Income & Fixed Interest Commentary - more QE to come?
“This is the start of a significant deterioration in risk assets, and while we may hit a new high in the S&P in the next few weeks it will be materially lower in the coming months.” - By Vimal Gor, Head of Income & Fixed Interest, BT Investment Management
Summary below by Anthony O'Brien
The dominant feeling among investors, according to BT’s Vimal Gore, is that the recent market downturn was an opportunity lost to get long(er).
Gore argues a significant deterioration in risk assets is imminent and that the market has clearly exited the artificially low volatility period which characterised the mid-2000s – and the last few years. He contends, therefore, that it is crucial to employ managers who can make money in this environment. “Our mantra has always been that ‘fixed income portfolios should be negatively correlated to equities in times of stress’, hopefully the last couple of months (and four years) performance highlight that this is a sensible goal to strive to”.
The recent pickup in volatility can be attributed to a number of factors including the Ebola scare, changing US monetary policy and worries about Europe and Japan. Even the Swedish Riksbank chipped in with surprise rate cut to literally zero.
To read the full article click hereFrequently Asked Questions about this Article…
According to Vimal Gor from BT Investment Management, there is an expectation of significant deterioration in risk assets.

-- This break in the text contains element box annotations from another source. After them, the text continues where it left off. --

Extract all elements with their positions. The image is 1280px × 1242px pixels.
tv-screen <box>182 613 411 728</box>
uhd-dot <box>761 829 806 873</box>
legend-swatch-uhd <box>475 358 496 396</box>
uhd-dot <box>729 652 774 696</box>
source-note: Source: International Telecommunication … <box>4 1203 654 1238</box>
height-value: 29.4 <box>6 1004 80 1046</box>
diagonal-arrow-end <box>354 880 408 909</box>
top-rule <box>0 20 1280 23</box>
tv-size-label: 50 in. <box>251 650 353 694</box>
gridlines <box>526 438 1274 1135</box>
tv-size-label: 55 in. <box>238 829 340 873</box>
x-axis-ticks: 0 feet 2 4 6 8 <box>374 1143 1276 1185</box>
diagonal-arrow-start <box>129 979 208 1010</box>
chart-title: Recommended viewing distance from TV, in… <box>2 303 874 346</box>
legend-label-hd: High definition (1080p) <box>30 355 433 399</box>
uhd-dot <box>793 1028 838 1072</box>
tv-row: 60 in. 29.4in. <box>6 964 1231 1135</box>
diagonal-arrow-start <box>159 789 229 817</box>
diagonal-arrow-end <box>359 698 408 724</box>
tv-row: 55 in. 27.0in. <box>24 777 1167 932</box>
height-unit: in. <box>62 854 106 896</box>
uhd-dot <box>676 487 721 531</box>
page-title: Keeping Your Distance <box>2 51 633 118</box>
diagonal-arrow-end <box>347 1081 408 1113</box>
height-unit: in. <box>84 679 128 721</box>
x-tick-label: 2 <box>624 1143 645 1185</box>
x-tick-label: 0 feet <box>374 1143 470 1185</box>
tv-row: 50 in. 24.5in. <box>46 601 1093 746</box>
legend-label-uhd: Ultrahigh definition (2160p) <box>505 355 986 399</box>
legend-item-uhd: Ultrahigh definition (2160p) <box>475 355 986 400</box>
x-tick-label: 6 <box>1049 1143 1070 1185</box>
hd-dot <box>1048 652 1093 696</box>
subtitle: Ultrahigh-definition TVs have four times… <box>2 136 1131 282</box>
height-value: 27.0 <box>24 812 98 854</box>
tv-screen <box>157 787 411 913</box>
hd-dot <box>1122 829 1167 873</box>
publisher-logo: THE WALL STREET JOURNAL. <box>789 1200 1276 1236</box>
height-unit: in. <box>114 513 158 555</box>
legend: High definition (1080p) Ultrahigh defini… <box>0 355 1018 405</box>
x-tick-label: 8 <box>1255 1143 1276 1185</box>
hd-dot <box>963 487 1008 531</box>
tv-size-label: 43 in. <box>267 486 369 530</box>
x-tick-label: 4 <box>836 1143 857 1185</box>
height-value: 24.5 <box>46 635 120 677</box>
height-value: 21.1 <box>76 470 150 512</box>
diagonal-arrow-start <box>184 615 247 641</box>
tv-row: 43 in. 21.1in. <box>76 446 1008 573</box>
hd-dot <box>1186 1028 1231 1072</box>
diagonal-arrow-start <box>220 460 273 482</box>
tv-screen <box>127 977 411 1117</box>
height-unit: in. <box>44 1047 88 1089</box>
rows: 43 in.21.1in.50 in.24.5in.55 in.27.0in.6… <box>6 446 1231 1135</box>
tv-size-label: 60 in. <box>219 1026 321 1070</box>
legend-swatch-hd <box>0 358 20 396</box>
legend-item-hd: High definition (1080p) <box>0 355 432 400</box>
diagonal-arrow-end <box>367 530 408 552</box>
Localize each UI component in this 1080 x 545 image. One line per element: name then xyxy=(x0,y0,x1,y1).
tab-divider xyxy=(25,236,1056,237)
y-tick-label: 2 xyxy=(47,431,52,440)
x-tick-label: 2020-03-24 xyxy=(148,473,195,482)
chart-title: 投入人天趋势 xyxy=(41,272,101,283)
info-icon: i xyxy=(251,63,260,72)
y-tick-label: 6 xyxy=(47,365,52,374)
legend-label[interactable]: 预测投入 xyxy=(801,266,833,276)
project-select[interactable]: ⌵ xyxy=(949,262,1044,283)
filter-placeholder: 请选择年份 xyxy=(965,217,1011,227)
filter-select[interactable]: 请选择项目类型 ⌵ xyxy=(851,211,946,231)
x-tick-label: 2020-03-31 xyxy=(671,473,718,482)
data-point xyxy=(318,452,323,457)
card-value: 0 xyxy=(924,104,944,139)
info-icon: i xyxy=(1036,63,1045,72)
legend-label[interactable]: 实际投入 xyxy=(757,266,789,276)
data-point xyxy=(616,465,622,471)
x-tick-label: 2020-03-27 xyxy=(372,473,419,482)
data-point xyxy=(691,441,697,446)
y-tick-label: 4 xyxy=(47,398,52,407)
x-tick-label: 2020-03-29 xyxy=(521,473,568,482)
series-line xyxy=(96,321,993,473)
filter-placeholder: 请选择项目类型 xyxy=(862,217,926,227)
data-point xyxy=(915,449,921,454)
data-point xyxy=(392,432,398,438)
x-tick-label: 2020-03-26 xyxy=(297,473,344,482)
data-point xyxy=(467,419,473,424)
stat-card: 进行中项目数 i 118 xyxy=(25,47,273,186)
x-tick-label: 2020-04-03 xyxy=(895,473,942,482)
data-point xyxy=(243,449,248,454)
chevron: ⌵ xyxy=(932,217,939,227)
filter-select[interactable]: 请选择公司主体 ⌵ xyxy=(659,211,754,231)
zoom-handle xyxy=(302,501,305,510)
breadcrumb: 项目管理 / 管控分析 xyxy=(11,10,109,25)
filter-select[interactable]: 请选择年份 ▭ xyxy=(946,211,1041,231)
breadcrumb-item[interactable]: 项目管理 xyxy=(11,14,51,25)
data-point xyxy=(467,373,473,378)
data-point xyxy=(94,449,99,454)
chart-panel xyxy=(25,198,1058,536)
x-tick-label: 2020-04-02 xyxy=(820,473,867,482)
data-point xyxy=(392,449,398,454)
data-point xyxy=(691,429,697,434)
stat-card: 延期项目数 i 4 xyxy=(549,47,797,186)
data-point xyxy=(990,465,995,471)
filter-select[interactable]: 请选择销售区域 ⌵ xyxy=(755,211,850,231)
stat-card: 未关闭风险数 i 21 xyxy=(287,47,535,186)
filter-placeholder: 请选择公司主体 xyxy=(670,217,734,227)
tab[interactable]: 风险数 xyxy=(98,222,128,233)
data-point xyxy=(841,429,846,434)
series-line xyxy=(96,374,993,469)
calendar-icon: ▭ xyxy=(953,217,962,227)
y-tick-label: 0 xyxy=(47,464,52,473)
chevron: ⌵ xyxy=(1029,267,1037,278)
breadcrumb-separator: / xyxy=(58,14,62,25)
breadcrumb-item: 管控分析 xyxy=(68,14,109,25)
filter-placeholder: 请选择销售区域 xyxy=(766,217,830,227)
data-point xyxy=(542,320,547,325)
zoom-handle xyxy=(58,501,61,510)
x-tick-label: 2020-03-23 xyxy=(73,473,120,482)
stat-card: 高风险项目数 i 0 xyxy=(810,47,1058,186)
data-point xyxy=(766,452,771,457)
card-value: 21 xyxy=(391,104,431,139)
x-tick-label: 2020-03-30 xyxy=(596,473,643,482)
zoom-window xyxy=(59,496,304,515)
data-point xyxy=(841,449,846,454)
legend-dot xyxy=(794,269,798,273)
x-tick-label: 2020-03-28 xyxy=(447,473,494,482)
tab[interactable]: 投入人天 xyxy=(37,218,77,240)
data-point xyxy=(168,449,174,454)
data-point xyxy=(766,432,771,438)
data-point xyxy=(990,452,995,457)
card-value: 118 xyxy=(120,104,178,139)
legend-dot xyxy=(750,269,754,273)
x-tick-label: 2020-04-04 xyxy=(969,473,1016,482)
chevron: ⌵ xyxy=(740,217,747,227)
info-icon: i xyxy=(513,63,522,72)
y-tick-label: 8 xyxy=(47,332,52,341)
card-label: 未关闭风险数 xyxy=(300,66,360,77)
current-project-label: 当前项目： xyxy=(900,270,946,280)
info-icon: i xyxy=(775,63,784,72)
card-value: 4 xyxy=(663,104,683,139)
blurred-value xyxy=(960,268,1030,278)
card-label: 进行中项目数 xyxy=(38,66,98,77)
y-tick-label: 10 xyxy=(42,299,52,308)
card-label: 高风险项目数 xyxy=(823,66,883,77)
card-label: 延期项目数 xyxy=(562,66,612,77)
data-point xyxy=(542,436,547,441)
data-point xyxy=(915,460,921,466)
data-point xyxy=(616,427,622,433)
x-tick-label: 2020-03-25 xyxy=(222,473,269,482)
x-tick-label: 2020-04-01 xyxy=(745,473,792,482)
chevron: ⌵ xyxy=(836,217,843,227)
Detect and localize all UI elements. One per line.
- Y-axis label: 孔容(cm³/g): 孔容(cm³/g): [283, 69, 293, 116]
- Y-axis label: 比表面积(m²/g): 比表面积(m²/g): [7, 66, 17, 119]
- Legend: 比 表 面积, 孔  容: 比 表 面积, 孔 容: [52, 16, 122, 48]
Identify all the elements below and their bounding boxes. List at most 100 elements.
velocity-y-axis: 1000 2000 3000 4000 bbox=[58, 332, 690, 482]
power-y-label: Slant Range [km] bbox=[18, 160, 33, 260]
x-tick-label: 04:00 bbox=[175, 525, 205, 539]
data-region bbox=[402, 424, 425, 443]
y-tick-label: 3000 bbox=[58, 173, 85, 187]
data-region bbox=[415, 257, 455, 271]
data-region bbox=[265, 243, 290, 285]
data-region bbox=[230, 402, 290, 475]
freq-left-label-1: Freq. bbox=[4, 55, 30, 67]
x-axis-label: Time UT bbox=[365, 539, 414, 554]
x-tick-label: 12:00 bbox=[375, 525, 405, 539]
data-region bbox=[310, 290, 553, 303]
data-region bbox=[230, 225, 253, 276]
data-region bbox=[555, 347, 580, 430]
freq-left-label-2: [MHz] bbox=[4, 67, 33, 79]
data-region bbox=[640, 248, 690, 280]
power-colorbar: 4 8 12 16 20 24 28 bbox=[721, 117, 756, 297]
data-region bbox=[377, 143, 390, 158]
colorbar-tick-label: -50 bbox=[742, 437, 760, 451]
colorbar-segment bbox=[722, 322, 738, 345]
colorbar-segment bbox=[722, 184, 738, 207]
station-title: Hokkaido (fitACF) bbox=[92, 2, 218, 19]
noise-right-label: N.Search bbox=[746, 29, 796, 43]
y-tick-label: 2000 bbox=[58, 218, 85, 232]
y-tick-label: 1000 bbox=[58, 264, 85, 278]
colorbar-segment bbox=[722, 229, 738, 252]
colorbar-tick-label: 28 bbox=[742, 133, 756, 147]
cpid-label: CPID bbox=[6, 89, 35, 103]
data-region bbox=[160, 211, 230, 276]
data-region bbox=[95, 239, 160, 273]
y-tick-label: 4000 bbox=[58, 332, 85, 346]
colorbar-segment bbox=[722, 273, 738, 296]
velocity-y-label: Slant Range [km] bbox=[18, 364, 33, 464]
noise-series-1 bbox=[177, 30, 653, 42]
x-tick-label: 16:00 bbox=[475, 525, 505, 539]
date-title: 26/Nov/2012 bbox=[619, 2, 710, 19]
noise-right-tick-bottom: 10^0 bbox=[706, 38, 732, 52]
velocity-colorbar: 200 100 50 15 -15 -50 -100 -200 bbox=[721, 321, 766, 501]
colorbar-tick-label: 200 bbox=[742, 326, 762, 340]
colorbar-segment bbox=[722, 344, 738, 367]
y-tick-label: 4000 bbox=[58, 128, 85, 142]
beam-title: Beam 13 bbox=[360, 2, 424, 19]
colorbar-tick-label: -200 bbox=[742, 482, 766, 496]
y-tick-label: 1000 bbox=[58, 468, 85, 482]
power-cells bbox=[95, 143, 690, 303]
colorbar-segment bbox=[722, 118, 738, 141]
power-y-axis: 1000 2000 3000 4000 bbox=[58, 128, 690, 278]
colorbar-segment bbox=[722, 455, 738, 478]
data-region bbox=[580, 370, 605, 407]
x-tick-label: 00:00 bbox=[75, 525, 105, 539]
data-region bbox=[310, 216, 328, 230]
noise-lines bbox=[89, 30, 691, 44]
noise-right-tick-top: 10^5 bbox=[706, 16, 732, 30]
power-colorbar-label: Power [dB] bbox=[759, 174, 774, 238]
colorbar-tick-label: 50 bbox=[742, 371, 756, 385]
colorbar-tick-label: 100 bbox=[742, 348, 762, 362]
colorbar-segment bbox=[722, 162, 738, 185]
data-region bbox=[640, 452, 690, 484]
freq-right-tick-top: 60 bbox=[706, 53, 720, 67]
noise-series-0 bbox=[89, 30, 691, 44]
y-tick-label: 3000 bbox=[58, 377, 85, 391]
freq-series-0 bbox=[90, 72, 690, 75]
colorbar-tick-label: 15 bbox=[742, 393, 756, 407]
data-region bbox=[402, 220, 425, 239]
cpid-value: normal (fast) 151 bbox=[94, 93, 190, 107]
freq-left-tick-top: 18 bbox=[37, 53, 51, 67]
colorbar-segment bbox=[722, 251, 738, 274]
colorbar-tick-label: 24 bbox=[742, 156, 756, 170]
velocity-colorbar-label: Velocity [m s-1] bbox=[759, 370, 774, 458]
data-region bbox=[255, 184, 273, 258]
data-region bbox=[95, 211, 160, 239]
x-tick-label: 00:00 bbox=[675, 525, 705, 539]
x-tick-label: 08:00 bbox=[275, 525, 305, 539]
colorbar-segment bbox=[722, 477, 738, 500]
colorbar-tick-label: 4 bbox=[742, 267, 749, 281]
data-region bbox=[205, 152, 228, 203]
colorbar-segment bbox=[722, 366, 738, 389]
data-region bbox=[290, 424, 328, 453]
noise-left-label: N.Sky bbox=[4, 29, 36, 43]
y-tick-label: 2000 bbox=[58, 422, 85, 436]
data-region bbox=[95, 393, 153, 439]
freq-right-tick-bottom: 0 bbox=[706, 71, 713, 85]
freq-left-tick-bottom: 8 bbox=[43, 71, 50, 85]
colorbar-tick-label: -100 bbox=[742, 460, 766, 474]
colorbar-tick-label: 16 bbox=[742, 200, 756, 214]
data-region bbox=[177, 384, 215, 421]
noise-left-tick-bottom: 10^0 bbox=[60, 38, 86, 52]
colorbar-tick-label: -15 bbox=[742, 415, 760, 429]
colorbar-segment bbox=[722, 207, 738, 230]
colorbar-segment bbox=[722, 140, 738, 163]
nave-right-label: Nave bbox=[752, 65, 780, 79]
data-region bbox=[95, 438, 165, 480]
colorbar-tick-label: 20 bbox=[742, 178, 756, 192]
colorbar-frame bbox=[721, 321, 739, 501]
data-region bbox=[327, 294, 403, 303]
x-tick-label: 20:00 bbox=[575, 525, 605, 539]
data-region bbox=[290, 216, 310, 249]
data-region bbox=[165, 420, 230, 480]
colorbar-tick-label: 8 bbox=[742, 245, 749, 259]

While there might be short-term highs, the overall trend is expected to be lower in the coming months.
Having fixed income portfolios negatively correlated to equities is crucial because it helps protect investments during times of market stress. This strategy aims to provide stability and reduce risk when equity markets are volatile.
The recent increase in market volatility can be attributed to several factors, including the Ebola scare, changes in US monetary policy, and economic concerns in Europe and Japan. Additionally, unexpected moves like the Swedish Riksbank's rate cut to zero have also played a role.
Investors should consider employing managers who can navigate the current market environment effectively. It's important to focus on strategies that can generate returns even when market conditions are challenging.
The Swedish Riksbank's surprise rate cut to zero contributed to the overall market volatility, as it was an unexpected move that added to the uncertainty in the global economic landscape.
The market environment has shifted from a period of artificially low volatility, which characterized the mid-2000s and recent years, to a more volatile and uncertain landscape. This change requires a different investment approach.
Vimal Gor views the recent market downturn as an opportunity that was missed to increase long positions. He believes it signals an impending significant deterioration in risk assets, highlighting the need for strategic investment management.
In the current volatile market, employing skilled managers is crucial because they can identify opportunities and manage risks effectively, ensuring that portfolios are well-positioned to withstand market fluctuations.